Razão para sorrir
Caído em desgraça, apesar de sua bonança social por seu nobre status, vivia macambúzio sem razão aparente. Não era casado, tampouco tinha filhos. Vivia sozinho numa pequena casa opulenta tal qual a joia mais rara num jardim de diamantes. Na desocupação rotineira, saiu à rua afim de tentar entreter-se com algo dela nata - preferiu a praça, sendo ela mais fácil de encontrar o que desejava.
Praça bem cuidada, movimentada, com banquinhos ordenadamente simétricos que ficavam de frente à grande fonte decorada com uma estátua de Ganimedes a derramar água de seu jarro com ornamentos dourados.
Parou numa esquina e ficou a observar.
Crianças brincando, senhores apressados com suas malas para lá e para cá, mulheres também apressadas, portando livros, em sua maioria e, os responsáveis pelo espetáculo praçal: os vendilhões.
Gritavam esgoelando-se para melhor anunciar suas quinquilharias. Havia jornaleiros, doceiros, muambeiros. De tudo! Alguns - os mais criativos - montavam barraquinhas humildes de valor, mas de valorosos produtos: artesanatos! O homem via de longe as coloridas peças antropomórficas de madeira, de pano, de tudo. Também via outros e outras vendendo correntes, pulseiras e mais.
Apesar de muito rico, era uma pessoa que dispensava, diferente dos "amigos", grandes farras e gastos supérfluos de dinheiro.
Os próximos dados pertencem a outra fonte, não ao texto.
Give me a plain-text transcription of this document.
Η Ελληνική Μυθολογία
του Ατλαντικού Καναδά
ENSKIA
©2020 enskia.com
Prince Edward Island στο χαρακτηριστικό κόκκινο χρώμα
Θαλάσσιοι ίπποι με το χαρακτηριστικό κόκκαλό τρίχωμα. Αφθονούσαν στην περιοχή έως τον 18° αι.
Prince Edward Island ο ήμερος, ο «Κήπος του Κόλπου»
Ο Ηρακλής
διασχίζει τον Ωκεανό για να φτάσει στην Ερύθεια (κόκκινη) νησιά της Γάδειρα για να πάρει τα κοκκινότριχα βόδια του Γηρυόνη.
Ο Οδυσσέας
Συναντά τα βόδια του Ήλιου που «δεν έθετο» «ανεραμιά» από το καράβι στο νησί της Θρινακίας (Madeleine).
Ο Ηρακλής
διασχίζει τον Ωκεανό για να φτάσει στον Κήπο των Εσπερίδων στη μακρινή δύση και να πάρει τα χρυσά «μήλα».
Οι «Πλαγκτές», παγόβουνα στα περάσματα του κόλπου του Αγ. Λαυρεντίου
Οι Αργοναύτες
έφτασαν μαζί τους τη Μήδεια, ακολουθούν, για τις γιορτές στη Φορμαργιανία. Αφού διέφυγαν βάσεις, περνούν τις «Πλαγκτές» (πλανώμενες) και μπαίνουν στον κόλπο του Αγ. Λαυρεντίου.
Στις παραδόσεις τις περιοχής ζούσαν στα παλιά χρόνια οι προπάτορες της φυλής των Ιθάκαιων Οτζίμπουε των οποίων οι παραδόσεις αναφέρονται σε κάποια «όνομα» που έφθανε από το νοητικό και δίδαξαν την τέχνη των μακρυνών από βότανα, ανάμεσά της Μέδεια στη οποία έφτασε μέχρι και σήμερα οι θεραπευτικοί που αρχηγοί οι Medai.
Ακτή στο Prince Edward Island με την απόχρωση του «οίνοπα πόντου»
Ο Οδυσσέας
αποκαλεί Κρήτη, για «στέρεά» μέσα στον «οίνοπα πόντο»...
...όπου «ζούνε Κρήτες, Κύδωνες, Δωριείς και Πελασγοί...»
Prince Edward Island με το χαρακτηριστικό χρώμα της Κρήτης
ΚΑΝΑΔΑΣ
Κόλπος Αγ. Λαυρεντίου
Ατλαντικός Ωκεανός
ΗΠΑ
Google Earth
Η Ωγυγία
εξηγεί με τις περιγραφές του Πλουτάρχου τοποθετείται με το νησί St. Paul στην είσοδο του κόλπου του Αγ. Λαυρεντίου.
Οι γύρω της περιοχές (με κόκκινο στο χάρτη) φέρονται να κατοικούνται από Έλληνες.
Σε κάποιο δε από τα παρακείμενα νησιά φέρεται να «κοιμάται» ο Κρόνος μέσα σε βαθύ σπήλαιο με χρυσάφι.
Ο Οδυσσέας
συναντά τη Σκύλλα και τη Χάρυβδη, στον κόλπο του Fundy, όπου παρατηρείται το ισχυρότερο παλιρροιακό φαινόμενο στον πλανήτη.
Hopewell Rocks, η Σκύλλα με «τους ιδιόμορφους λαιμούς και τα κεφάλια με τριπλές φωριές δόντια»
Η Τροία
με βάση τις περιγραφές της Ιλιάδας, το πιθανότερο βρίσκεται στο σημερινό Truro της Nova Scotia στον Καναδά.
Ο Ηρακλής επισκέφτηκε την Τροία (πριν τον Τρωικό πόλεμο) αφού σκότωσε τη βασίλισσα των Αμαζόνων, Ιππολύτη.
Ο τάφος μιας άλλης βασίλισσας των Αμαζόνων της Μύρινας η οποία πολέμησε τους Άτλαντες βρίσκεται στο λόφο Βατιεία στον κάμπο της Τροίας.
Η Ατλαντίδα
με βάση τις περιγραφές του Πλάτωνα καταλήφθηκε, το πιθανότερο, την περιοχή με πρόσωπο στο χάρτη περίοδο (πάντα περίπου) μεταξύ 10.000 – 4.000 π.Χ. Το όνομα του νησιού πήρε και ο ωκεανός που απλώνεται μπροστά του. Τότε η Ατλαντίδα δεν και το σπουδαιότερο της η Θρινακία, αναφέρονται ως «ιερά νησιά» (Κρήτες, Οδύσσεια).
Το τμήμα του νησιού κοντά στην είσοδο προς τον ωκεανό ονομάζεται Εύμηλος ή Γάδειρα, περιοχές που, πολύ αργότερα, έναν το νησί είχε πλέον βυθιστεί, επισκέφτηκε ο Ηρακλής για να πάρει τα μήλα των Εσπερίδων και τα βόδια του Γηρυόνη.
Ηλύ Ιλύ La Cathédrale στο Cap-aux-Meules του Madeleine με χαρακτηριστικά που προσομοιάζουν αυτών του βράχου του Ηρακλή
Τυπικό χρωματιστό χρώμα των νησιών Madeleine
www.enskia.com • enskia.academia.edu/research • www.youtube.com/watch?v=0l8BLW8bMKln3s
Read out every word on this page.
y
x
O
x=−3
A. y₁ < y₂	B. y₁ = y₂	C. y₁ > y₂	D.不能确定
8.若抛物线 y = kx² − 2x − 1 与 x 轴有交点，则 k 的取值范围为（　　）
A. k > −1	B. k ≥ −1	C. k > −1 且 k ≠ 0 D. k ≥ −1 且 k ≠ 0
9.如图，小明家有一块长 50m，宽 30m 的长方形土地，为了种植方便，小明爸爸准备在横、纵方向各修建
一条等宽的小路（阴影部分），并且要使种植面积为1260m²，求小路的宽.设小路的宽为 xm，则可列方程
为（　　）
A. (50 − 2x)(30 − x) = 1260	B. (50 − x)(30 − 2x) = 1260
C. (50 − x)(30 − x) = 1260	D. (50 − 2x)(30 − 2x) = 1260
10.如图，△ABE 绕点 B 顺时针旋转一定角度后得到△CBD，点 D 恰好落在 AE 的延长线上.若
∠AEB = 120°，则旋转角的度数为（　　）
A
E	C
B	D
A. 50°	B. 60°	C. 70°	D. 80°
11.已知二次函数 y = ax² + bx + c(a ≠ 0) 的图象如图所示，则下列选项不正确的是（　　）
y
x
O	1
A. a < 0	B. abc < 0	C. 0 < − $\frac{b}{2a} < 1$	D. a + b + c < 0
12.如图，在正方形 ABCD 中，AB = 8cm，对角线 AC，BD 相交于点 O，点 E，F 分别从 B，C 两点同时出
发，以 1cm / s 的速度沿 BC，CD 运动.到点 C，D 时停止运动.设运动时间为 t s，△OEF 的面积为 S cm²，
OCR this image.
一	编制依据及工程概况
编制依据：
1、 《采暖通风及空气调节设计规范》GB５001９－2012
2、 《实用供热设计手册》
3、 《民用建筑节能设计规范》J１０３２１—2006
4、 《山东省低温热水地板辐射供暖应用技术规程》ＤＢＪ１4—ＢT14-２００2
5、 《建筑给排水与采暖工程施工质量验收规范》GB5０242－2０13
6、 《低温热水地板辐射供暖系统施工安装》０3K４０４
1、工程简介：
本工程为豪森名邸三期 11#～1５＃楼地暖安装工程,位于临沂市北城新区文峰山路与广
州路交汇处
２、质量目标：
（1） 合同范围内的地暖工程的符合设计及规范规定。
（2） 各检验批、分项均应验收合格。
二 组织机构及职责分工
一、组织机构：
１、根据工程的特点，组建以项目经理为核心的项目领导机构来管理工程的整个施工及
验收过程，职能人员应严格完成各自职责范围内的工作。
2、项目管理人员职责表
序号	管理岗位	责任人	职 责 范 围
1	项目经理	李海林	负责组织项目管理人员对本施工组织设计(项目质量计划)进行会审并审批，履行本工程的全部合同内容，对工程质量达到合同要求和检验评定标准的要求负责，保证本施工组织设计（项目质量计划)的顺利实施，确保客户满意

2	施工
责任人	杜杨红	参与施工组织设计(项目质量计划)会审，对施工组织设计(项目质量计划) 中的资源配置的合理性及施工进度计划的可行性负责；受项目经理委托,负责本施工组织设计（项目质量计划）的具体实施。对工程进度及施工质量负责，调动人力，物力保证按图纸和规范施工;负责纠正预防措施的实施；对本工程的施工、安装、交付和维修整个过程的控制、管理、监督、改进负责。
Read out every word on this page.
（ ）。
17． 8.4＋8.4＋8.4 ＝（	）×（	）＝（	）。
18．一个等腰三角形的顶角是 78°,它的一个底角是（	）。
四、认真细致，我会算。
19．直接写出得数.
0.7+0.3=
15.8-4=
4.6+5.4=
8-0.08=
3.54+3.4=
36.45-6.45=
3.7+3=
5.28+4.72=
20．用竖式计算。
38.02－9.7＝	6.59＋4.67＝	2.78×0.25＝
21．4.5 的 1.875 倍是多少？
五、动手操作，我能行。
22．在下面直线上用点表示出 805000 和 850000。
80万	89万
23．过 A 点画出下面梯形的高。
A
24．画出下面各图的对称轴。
Uma pessoa taciturna. Porém, quando lá via aquelas coisas, não conseguia não emocionar-se e se deixar levar por uma vontade inexplicável: se dirigia até aqueles artistas e, tendo grandes bolões de cédulas nos bolsos, dava-lhes sem sequer pedir troco, em troca dos produtos. Todos para ele? Não. Queria exceder mais aquela sensação rara de prazer: distribuía às crianças maltrapilhas da praça.
Era assim que aprazia-se das faltas da vida: amenizando as faltas da vida daqueles que não tinham nada.